CI/CD, Monitoring, & On-Call
Six days of patterns — DNS, Linux, NGINX, TLS, systemd, containers — synthesise into one shipping pipeline and the production hygiene that keeps it healthy. Today: a GitHub Actions pipeline that builds, tests, and deploys; secrets that aren't in git; infrastructure as code; the four signals every service needs (latency, traffic, errors, saturation); alerting that doesn't cry wolf; runbooks; and the post-mortem culture that turns outages into learning instead of blame.
What you will learn
You can deploy by hand to one box and call it done. Many small services run that way for years. The moment you have more than one service, more than one engineer, or any business pressure to deploy more than once a week, the manual path becomes the bottleneck — and the source of mistakes. CI/CD is the discipline of automating the path from commit to production: build it the same way every time, test it the same way every time, deploy it the same way every time, and watch it the same way every time. The watching part — what we call observability and on-call — is where this course lives or dies. A deploy you can't watch is a deploy you'll be afraid to make. We'll close the week by tying the operational loop together: pipeline → telemetry → alerts → runbooks → post-mortems → next pipeline change.
Why CI/CD
CI — Continuous Integration — is the practice of merging every change to a shared main branch frequently, with automated build and tests on every merge. CD — Continuous Delivery (or Deployment) — is the discipline of having every commit on main always ready to deploy, ideally with the deploy itself automated.
The benefits compound:
- Smaller batches. Ten one-line changes deployed individually beat one ten-line PR — bisecting failures is cheaper.
- Reproducibility. The deploy is identical at 09:00 on Tuesday and 22:00 on Friday because it's the same script. Manual steps are where surprises hide.
- Speed. A team that deploys hourly does not skip QA — it has automated QA. The two reinforce each other.
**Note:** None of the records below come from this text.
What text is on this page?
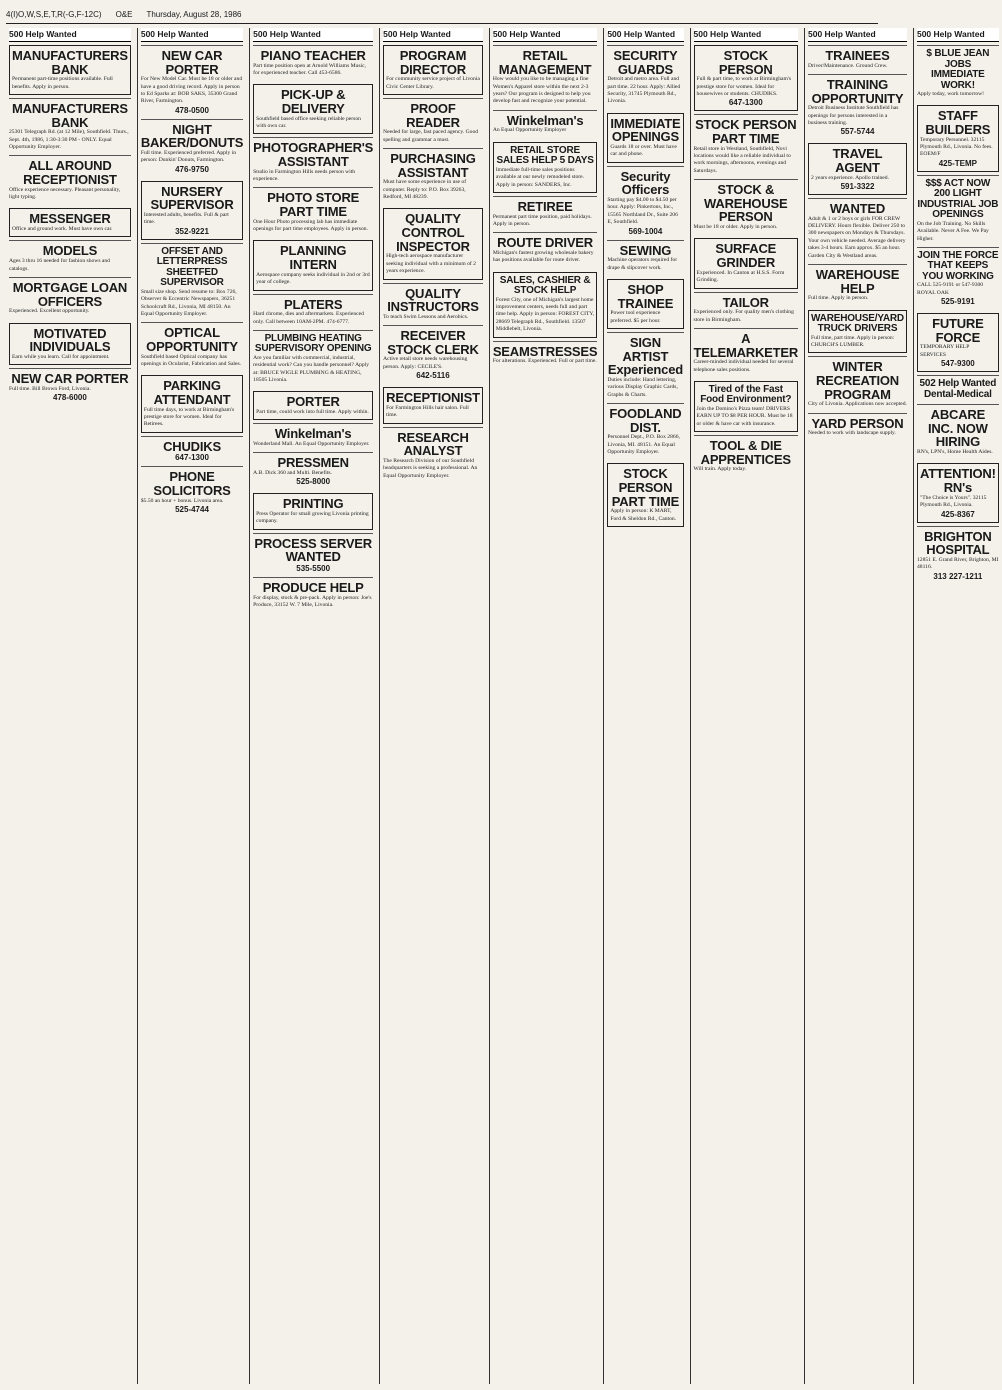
4(I)O,W,S,E,T,R(-G,F-12C) O&E Thursday, August 28, 1986
500 Help Wanted
MANUFACTURERS BANK

Permanent part-time positions available. Full benefits. Apply in person.

MANUFACTURERS BANK

25301 Telegraph Rd. (at 12 Mile), Southfield. Thurs., Sept. 4th, 1986, 1:30-3:30 PM - ONLY. Equal Opportunity Employer.

ALL AROUND RECEPTIONIST

Office experience necessary. Pleasant personality, light typing.

MESSENGER

Office and ground work. Must have own car.

MODELS

Ages 3 thru 16 needed for fashion shows and catalogs.

MORTGAGE LOAN OFFICERS

Experienced. Excellent opportunity.

MOTIVATED INDIVIDUALS

Earn while you learn. Call for appointment.

NEW CAR PORTER

Full time. Bill Brown Ford, Livonia.

478-6000
500 Help Wanted
NEW CAR PORTER

For New Model Car. Must be 18 or older and have a good driving record. Apply in person to Ed Sparks at: BOB SAKS, 35300 Grand River, Farmington.

478-0500
NIGHT BAKER/DONUTS

Full time. Experienced preferred. Apply in person: Dunkin' Donuts, Farmington.

476-9750
NURSERY SUPERVISOR

Interested adults, benefits. Full & part time.

352-9221
OFFSET AND LETTERPRESS SHEETFED SUPERVISOR

Small size shop. Send resume to: Box 726, Observer & Eccentric Newspapers, 36251 Schoolcraft Rd., Livonia, MI 48150. An Equal Opportunity Employer.

OPTICAL OPPORTUNITY

Southfield based Optical company has openings in Ocularist, Fabrication and Sales.

PARKING ATTENDANT

Full time days, to work at Birmingham's prestige store for women. Ideal for Retirees.

CHUDIKS
647-1300
PHONE SOLICITORS

$5.50 an hour + bonus. Livonia area.

525-4744
500 Help Wanted
PIANO TEACHER

Part time position open at Arnold Williams Music, for experienced teacher. Call 453-6586.

PICK-UP & DELIVERY

Southfield based office seeking reliable person with own car.

PHOTOGRAPHER'S ASSISTANT

Studio in Farmington Hills needs person with experience.

PHOTO STORE PART TIME

One Hour Photo processing lab has immediate openings for part time employees. Apply in person.

PLANNING INTERN

Aerospace company seeks individual in 2nd or 3rd year of college.

PLATERS

Hard chrome, dies and aftermarkets. Experienced only. Call between 10AM-2PM. 474-6777.

PLUMBING HEATING SUPERVISORY OPENING

Are you familiar with commercial, industrial, residential work? Can you handle personnel? Apply at: BRUCE WIGLE PLUMBING & HEATING, 18505 Livonia.

PORTER

Part time, could work into full time. Apply within.

Winkelman's

Wonderland Mall. An Equal Opportunity Employer.

PRESSMEN

A.B. Dick 360 and Multi. Benefits.

525-8000
PRINTING

Press Operator for small growing Livonia printing company.

PROCESS SERVER WANTED
535-5500
PRODUCE HELP

For display, stock & pre-pack. Apply in person: Joe's Produce, 33152 W. 7 Mile, Livonia.

500 Help Wanted
PROGRAM DIRECTOR

For community service project of Livonia Civic Center Library.

PROOF READER

Needed for large, fast paced agency. Good spelling and grammar a must.

PURCHASING ASSISTANT

Must have some experience in use of computer. Reply to: P.O. Box 39263, Redford, MI 48239.

QUALITY CONTROL INSPECTOR

High-tech aerospace manufacturer seeking individual with a minimum of 2 years experience.

QUALITY INSTRUCTORS

To teach Swim Lessons and Aerobics.

RECEIVER STOCK CLERK

Active retail store needs warehousing person. Apply: CECILE'S.

642-5116
RECEPTIONIST

For Farmington Hills hair salon. Full time.

RESEARCH ANALYST

The Research Division of our Southfield headquarters is seeking a professional. An Equal Opportunity Employer.

500 Help Wanted
RETAIL MANAGEMENT

How would you like to be managing a fine Women's Apparel store within the next 2-3 years? Our program is designed to help you develop fast and recognize your potential.

Winkelman's

An Equal Opportunity Employer

RETAIL STORE SALES HELP 5 DAYS

Immediate full-time sales positions available at our newly remodeled store. Apply in person: SANDERS, Inc.

RETIREE

Permanent part time position, paid holidays. Apply in person.

ROUTE DRIVER

Michigan's fastest growing wholesale bakery has positions available for route driver.

SALES, CASHIER & STOCK HELP

Forest City, one of Michigan's largest home improvement centers, needs full and part time help. Apply in person: FOREST CITY, 28669 Telegraph Rd., Southfield. 13507 Middlebelt, Livonia.

SEAMSTRESSES

For alterations. Experienced. Full or part time.

500 Help Wanted
SECURITY GUARDS

Detroit and metro area. Full and part time. 22 hour. Apply: Allied Security, 31745 Plymouth Rd., Livonia.

IMMEDIATE OPENINGS

Guards 18 or over. Must have car and phone.

Security Officers

Starting pay $4.00 to $4.50 per hour. Apply: Pinkertons, Inc., 15565 Northland Dr., Suite 206 E, Southfield.

569-1004
SEWING

Machine operators required for drape & slipcover work.

SHOP TRAINEE

Power tool experience preferred. $5 per hour.

SIGN ARTIST Experienced

Duties include: Hand lettering, various Display Graphic Cards, Graphs & Charts.

FOODLAND DIST.

Personnel Dept., P.O. Box 2866, Livonia, MI. 48151. An Equal Opportunity Employer.

STOCK PERSON PART TIME

Apply in person: K MART, Ford & Sheldon Rd., Canton.

500 Help Wanted
STOCK PERSON

Full & part time, to work at Birmingham's prestige store for women. Ideal for housewives or students. CHUDIKS.

647-1300
STOCK PERSON PART TIME

Retail store in Westland, Southfield, Novi locations would like a reliable individual to work mornings, afternoons, evenings and Saturdays.

STOCK & WAREHOUSE PERSON

Must be 18 or older. Apply in person.

SURFACE GRINDER

Experienced. In Canton at H.S.S. Form Grinding.

TAILOR

Experienced only. For quality men's clothing store in Birmingham.

A TELEMARKETER

Career-minded individual needed for several telephone sales positions.

Tired of the Fast Food Environment?

Join the Domino's Pizza team! DRIVERS EARN UP TO $8 PER HOUR. Must be 18 or older & have car with insurance.

TOOL & DIE APPRENTICES

Will train. Apply today.

500 Help Wanted
TRAINEES

Driver/Maintenance. Ground Crew.

TRAINING OPPORTUNITY

Detroit Business Institute Southfield has openings for persons interested in a business training.

557-5744
TRAVEL AGENT

2 years experience. Apollo trained.

591-3322
WANTED

Adult & 1 or 2 boys or girls FOR CREW DELIVERY. Hours flexible. Deliver 250 to 300 newspapers on Mondays & Thursdays. Your own vehicle needed. Average delivery takes 3-4 hours. Earn approx. $5 an hour. Garden City & Westland areas.

WAREHOUSE HELP

Full time. Apply in person.

WAREHOUSE/YARD TRUCK DRIVERS

Full time, part time. Apply in person: CHURCH'S LUMBER.

WINTER RECREATION PROGRAM

City of Livonia. Applications now accepted.

YARD PERSON

Needed to work with landscape supply.

500 Help Wanted
$ BLUE JEAN JOBS IMMEDIATE WORK!

Apply today, work tomorrow!

STAFF BUILDERS

Temporary Personnel. 32115 Plymouth Rd., Livonia. No fees. EOEM/F

425-TEMP
$$$ ACT NOW 200 LIGHT INDUSTRIAL JOB OPENINGS

On the Job Training. No Skills Available. Never A Fee. We Pay Higher.

JOIN THE FORCE THAT KEEPS YOU WORKING

CALL 525-9191 or 547-9300 ROYAL OAK

525-9191
FUTURE FORCE

TEMPORARY HELP SERVICES

547-9300
502 Help Wanted Dental-Medical
ABCARE INC. NOW HIRING

RN's, LPN's, Home Health Aides.

ATTENTION! RN's

"The Choice is Yours". 32115 Plymouth Rd., Livonia.

425-8367
BRIGHTON HOSPITAL

12851 E. Grand River, Brighton, MI 48116.

313 227-1211
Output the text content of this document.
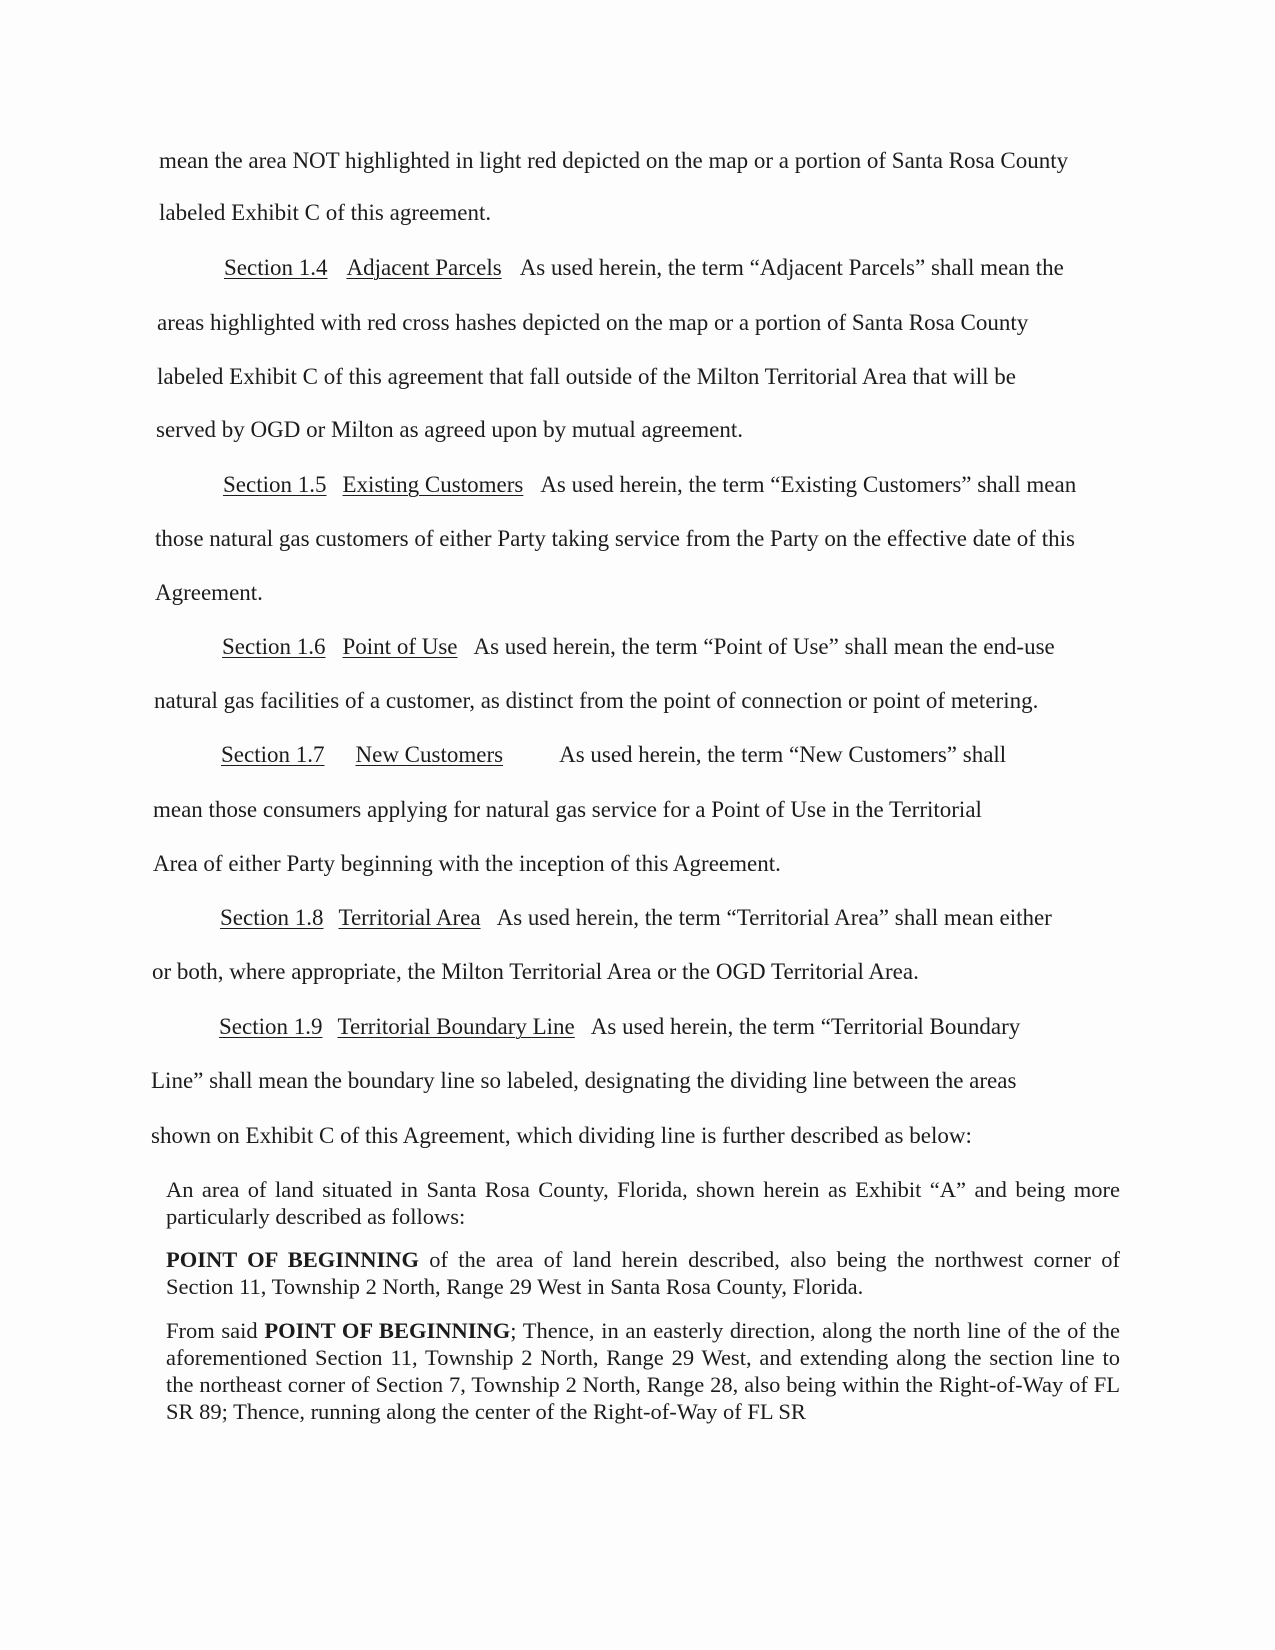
mean the area NOT highlighted in light red depicted on the map or a portion of Santa Rosa County
labeled Exhibit C of this agreement.
Section 1.4 Adjacent Parcels As used herein, the term “Adjacent Parcels” shall mean the
areas highlighted with red cross hashes depicted on the map or a portion of Santa Rosa County
labeled Exhibit C of this agreement that fall outside of the Milton Territorial Area that will be
served by OGD or Milton as agreed upon by mutual agreement.
Section 1.5 Existing Customers As used herein, the term “Existing Customers” shall mean
those natural gas customers of either Party taking service from the Party on the effective date of this
Agreement.
Section 1.6 Point of Use As used herein, the term “Point of Use” shall mean the end-use
natural gas facilities of a customer, as distinct from the point of connection or point of metering.
Section 1.7 New Customers As used herein, the term “New Customers” shall
mean those consumers applying for natural gas service for a Point of Use in the Territorial
Area of either Party beginning with the inception of this Agreement.
Section 1.8 Territorial Area As used herein, the term “Territorial Area” shall mean either
or both, where appropriate, the Milton Territorial Area or the OGD Territorial Area.
Section 1.9 Territorial Boundary Line As used herein, the term “Territorial Boundary
Line” shall mean the boundary line so labeled, designating the dividing line between the areas
shown on Exhibit C of this Agreement, which dividing line is further described as below:
An area of land situated in Santa Rosa County, Florida, shown herein as Exhibit “A” and being more particularly described as follows:
POINT OF BEGINNING of the area of land herein described, also being the northwest corner of Section 11, Township 2 North, Range 29 West in Santa Rosa County, Florida.
From said POINT OF BEGINNING; Thence, in an easterly direction, along the north line of the of the aforementioned Section 11, Township 2 North, Range 29 West, and extending along the section line to the northeast corner of Section 7, Township 2 North, Range 28, also being within the Right-of-Way of FL SR 89; Thence, running along the center of the Right-of-Way of FL SR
- Rollback as a first-class operation. If you deploy by clicking buttons, rollback is improvised. If you deploy by triggering a workflow, rollback is the same workflow with an older SHA.
A Pipeline Worth Reading
Here's a complete GitHub Actions workflow for a typical Node app deployed to ECS Fargate. It's longer than what you'll start with, and shorter than what you'll end with — but every block is doing real work.
name: build and deploy
on:
push:
branches: [main]
pull_request:
branches: [main]
concurrency:
group: deploy-${{ github.ref }}
cancel-in-progress: false # don't cancel in-flight prod deploys
permissions:
id-token: write # OIDC for AWS — no static keys
contents: read
jobs:
test:
runs-on: ubuntu-latest
steps:
- uses: actions/checkout@v4
- uses: actions/setup-node@v4
with: { node-version: 20, cache: npm }
- run: npm ci
- run: npm run lint
- run: npm run test -- --ci
- run: npm run typecheck
build:
needs: test
if: github.ref == 'refs/heads/main'
runs-on: ubuntu-latest
outputs:
image: ${{ steps.tag.outputs.image }}
steps:
- uses: actions/checkout@v4
- uses: aws-actions/configure-aws-credentials@v4
with:
role-to-assume: arn:aws:iam::123:role/github-actions-deploy
aws-region: us-east-1
- uses: aws-actions/amazon-ecr-login@v2
id: ecr
- uses: docker/setup-buildx-action@v3
- id: tag
run: |
IMAGE=${{ steps.ecr.outputs.registry }}/acme:$(git rev-parse --short HEAD)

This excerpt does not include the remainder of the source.